Impedance of a rectangular beam tube with small corrugations

We consider the impedance of a structure with rectangular, periodic corrugations on two opposing sides of a rectangular beam tube. Using the method of field matching, we find the modes in such a structure. We then limit ourselves to the case of small corrugations, but where the depth of corrugation is not small compared to the period. For such a structure we generate analytical approximate solutions for the wave number k, group velocity v(g), and loss factor kappa for the lowest (the dominant) mode which, when compared with the results of the complete numerical solution, agreed well.
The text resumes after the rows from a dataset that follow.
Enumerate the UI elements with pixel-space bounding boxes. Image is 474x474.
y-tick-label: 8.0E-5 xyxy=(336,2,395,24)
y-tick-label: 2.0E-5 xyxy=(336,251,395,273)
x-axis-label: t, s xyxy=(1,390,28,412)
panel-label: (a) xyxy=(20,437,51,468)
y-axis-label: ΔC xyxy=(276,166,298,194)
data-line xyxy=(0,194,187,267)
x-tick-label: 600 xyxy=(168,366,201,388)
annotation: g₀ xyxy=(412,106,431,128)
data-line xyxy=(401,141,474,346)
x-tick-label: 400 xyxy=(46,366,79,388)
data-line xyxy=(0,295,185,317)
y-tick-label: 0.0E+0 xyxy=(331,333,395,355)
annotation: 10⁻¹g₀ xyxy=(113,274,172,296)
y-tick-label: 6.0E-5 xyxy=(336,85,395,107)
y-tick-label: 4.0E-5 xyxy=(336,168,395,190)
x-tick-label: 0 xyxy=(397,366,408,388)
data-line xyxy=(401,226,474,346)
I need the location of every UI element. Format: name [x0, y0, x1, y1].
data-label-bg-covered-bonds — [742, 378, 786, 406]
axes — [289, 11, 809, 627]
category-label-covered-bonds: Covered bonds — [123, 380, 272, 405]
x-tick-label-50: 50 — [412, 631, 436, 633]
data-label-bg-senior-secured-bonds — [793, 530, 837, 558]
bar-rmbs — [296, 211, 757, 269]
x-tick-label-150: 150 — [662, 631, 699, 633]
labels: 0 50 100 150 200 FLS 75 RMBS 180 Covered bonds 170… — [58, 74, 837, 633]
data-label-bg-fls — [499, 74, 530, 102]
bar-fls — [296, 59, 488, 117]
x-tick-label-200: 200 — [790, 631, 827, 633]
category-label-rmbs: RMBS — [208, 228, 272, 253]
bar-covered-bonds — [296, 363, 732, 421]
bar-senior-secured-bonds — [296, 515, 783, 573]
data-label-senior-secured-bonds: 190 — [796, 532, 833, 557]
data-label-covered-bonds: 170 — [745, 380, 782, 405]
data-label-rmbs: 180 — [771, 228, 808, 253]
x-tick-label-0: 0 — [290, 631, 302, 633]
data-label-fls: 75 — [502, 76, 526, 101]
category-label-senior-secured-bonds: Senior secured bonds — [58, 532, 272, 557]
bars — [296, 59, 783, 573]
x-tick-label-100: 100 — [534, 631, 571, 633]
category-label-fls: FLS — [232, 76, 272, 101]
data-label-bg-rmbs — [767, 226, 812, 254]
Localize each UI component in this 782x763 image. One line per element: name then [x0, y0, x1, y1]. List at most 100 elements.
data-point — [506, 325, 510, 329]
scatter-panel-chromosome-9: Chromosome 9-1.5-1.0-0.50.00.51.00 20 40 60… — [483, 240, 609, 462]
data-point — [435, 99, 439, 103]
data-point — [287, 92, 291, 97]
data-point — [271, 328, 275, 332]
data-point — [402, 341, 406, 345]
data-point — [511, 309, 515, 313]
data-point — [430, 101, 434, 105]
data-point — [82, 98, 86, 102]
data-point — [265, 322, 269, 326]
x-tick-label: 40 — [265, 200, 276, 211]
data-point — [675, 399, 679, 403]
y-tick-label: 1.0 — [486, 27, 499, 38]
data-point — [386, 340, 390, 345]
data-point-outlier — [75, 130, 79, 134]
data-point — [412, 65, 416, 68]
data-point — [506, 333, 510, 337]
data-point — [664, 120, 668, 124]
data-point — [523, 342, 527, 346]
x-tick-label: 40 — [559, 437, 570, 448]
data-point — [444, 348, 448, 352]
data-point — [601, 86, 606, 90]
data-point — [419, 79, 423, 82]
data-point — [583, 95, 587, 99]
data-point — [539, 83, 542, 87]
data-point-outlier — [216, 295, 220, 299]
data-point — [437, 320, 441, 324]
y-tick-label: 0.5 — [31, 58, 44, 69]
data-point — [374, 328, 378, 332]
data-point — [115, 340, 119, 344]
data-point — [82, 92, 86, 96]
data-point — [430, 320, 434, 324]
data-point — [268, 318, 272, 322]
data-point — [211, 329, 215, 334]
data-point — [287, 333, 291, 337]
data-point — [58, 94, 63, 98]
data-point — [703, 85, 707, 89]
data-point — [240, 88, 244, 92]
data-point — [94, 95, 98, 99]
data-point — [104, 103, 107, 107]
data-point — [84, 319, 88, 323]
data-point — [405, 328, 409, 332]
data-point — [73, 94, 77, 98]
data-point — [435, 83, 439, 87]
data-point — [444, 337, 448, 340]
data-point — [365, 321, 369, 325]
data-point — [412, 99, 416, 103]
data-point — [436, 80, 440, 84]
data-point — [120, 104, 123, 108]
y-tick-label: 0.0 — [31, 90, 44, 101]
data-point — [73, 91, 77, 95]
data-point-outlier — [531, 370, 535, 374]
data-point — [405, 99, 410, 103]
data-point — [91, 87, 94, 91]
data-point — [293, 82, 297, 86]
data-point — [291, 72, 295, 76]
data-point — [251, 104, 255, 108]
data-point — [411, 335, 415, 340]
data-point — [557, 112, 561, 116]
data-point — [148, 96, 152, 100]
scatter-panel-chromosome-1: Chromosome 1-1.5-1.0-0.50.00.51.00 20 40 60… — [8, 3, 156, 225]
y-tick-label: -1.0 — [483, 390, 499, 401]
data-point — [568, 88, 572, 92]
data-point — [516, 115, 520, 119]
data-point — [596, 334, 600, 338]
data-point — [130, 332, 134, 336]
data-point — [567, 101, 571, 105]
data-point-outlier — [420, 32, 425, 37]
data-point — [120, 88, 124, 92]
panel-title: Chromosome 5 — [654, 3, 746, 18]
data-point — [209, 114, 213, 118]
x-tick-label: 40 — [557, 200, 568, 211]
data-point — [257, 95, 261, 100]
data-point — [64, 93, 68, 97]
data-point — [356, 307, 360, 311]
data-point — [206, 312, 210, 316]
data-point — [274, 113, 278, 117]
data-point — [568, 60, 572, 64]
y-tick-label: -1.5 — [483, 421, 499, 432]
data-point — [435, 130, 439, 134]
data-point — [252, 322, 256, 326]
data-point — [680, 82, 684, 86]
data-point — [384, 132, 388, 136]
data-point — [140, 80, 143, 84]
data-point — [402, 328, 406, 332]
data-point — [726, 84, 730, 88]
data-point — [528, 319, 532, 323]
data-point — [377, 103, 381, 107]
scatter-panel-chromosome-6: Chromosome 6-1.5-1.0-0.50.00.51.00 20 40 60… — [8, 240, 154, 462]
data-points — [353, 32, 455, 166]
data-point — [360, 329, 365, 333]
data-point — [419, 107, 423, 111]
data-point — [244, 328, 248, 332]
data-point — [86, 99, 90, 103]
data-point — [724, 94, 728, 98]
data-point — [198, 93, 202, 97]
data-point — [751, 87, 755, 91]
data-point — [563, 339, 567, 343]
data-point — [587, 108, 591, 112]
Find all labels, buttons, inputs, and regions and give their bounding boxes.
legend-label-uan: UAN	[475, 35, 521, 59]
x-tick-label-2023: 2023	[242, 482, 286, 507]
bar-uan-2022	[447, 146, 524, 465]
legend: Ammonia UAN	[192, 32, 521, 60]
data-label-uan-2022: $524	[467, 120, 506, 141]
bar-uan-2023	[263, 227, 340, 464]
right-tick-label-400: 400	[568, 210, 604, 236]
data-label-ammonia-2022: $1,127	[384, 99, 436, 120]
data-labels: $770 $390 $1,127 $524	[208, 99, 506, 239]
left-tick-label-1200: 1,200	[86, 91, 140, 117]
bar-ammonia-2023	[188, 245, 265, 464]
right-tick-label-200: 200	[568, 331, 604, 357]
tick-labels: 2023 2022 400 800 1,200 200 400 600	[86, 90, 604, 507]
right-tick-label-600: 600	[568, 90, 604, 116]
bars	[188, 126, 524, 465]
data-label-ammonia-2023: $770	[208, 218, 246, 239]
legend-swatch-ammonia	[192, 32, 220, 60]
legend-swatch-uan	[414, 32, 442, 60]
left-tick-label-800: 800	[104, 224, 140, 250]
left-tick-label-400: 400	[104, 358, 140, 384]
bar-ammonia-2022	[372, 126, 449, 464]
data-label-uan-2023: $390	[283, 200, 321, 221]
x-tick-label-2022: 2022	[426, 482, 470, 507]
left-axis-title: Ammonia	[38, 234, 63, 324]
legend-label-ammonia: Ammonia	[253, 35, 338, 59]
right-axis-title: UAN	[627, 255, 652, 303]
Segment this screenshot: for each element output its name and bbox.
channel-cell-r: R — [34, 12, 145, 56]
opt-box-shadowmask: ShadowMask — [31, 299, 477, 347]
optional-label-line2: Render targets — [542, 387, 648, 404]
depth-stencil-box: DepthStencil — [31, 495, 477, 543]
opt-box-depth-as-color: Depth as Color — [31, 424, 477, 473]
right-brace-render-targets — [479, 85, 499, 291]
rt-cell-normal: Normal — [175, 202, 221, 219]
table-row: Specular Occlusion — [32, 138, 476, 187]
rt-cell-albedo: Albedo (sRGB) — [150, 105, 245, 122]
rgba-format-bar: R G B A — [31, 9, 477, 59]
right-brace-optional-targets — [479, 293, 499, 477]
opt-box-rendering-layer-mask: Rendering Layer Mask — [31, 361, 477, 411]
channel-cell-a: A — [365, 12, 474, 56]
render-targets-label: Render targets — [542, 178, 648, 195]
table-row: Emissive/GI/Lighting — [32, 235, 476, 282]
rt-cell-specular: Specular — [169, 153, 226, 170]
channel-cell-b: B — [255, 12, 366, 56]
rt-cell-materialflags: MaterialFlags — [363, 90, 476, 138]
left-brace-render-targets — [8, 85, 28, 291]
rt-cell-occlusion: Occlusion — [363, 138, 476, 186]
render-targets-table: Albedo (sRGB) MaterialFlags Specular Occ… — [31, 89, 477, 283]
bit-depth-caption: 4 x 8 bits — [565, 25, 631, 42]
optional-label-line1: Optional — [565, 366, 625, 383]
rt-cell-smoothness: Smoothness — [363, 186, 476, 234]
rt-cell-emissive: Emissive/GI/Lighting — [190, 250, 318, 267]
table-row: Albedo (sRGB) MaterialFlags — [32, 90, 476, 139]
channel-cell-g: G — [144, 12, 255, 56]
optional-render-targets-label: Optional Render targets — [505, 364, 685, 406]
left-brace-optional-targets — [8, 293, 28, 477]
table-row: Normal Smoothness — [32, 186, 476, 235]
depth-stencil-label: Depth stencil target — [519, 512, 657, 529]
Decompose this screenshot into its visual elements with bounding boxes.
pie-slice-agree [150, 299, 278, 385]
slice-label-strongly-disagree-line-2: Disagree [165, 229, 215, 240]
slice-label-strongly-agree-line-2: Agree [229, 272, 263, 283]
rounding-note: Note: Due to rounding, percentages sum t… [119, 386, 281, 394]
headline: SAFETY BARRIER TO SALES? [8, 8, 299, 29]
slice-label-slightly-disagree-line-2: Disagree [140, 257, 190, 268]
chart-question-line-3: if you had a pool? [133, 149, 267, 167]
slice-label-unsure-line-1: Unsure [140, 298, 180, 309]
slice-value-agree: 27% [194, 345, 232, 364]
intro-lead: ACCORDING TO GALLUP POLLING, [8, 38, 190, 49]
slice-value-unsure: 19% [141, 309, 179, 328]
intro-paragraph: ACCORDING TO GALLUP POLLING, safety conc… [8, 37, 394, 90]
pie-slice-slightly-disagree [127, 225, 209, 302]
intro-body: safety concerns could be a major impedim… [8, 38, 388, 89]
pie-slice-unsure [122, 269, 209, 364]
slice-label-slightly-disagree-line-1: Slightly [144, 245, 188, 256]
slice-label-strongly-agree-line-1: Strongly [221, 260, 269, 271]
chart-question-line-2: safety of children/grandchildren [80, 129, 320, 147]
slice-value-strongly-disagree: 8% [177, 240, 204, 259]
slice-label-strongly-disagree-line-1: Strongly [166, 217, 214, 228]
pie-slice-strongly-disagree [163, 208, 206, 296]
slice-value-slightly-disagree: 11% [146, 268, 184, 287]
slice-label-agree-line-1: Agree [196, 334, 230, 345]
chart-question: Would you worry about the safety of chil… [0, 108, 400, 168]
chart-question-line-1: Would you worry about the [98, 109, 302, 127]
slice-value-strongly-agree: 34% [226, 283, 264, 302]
We find if w similar to a, where w is the beam pipe width and a is the beam pipe half-height, then one mode dominates the impedance, with k similar to 1/rootwdelta (delta is the depth of corrugation), (1 - v(g)/c) similar to delta, and kappa similar to 1/(aw), which (when replacing w by a) is the same scaling as was found for small corrugations in a round beam pipe. Our results disagree in an important way with a recent paper of Mostacci et al. [A. Mostacci et al., Phys. Rev. ST Accel. Beams 5, 044401 (2002)], where, for the rectangular structure, the authors obtained a synchronous mode with the same frequency k, but with kappa similar to delta. Finally, we find that if w is large compared to a then many nearby modes contribute to the impedance, resulting in a wakefield that Landau damps.